Il motivo di tanto stupore e della tanta meraviglia presenti nelle parole del tenore Marcello Giordani, è che è uno spettacolo completamente nuovo: completamente differente dall’antica opera cinese (Opera Kunqu e Opera di Pechino) che tra le altre cose ha subito negli ultimi anni la censura da parte del governo di Pechino su tutti gli elementi richiamanti la tradizione; e completamente differente, a maggior ragione, dagli spettacoli finanziati dal governo cinese attuale, che con il pretesto di promuovere la cultura tradizionale promuovono invece il partito comunista.
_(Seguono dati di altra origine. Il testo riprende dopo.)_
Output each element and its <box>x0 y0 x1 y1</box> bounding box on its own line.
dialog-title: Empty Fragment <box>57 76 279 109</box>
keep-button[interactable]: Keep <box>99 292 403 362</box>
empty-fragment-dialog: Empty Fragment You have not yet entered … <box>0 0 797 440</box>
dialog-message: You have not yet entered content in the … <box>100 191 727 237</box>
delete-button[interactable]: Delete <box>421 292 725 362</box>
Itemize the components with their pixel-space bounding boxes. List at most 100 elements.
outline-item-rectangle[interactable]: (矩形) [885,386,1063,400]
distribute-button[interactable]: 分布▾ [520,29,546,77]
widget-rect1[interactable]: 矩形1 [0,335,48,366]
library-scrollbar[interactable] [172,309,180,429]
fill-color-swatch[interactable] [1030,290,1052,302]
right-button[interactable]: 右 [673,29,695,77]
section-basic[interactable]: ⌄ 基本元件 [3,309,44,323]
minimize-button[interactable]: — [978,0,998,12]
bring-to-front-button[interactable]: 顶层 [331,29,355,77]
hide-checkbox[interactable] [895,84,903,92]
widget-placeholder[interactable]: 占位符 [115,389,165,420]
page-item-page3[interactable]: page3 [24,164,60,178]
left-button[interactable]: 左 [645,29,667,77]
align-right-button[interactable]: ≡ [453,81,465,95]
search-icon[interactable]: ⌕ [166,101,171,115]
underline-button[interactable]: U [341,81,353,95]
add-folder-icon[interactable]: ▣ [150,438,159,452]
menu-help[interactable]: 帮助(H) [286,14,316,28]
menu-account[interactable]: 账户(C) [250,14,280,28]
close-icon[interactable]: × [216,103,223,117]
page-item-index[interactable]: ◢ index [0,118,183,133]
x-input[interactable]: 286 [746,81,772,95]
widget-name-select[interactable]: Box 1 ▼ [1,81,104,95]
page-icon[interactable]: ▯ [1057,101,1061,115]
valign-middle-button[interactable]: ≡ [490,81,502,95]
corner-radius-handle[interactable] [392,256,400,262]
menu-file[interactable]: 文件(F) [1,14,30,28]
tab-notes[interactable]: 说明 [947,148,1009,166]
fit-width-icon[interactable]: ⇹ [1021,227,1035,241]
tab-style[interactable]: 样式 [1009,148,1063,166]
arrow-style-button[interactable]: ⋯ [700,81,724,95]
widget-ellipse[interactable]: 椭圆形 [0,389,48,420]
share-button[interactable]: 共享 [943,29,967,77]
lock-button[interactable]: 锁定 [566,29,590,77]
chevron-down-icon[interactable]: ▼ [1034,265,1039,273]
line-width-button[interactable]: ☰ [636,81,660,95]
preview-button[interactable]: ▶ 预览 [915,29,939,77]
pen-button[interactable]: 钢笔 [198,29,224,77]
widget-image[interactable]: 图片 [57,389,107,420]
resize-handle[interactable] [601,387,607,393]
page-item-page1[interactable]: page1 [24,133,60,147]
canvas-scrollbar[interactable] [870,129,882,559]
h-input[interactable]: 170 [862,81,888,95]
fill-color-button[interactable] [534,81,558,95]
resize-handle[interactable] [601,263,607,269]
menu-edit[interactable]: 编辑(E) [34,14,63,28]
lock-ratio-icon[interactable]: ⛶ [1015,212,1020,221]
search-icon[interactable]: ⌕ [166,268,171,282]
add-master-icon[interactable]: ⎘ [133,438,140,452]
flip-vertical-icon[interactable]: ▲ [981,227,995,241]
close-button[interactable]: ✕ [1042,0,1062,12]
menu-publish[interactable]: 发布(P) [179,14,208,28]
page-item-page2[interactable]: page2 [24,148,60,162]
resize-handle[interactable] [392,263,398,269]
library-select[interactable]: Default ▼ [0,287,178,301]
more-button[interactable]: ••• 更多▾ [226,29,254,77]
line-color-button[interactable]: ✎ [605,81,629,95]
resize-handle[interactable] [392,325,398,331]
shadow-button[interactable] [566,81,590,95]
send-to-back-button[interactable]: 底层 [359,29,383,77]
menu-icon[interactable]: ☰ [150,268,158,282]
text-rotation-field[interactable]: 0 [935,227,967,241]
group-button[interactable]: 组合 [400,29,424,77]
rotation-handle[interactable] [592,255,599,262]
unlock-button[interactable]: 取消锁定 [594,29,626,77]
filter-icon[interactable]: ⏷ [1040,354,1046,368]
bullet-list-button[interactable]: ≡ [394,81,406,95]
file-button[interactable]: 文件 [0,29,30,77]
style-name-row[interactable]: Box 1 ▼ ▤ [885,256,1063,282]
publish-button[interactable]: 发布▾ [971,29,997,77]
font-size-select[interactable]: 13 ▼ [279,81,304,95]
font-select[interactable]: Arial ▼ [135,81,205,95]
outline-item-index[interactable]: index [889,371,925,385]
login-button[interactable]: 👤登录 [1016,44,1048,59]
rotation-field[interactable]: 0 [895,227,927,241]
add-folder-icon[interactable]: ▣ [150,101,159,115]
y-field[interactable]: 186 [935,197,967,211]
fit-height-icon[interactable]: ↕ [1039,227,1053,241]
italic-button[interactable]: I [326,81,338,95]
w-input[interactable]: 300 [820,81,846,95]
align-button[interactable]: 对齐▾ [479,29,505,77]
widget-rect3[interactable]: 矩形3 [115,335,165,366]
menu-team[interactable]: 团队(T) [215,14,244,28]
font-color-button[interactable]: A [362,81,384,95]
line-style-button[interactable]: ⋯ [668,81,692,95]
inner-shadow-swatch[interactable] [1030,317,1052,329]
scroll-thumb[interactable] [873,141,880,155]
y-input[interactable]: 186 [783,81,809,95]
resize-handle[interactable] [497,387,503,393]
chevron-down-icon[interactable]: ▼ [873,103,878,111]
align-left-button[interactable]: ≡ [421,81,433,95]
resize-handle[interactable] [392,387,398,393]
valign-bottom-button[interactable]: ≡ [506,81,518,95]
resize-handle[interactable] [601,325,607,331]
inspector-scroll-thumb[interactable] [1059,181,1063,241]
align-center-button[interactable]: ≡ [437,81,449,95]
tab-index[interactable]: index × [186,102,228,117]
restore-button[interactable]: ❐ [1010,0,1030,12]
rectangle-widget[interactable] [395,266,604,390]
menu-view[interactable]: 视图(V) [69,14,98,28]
Shen Yun è infatti una compagnia indipendente, con sede a New York, che porta al mondo l’autentica e pura cultura cinese.
Il Belcanto, in parte minore, accompagna gli spettacoli di Shen Yun, che ha scelto tuttavia di utilizzare questa tecnica e questo stile antico per trasmettere al mondo, tramite le liriche in cinese, il suo messaggio di pace.

La compagnia di danza classica cinese Shen Yun Performing Arts si esibirà in Italia a Milano l’11, 12 e 13 marzo 2017.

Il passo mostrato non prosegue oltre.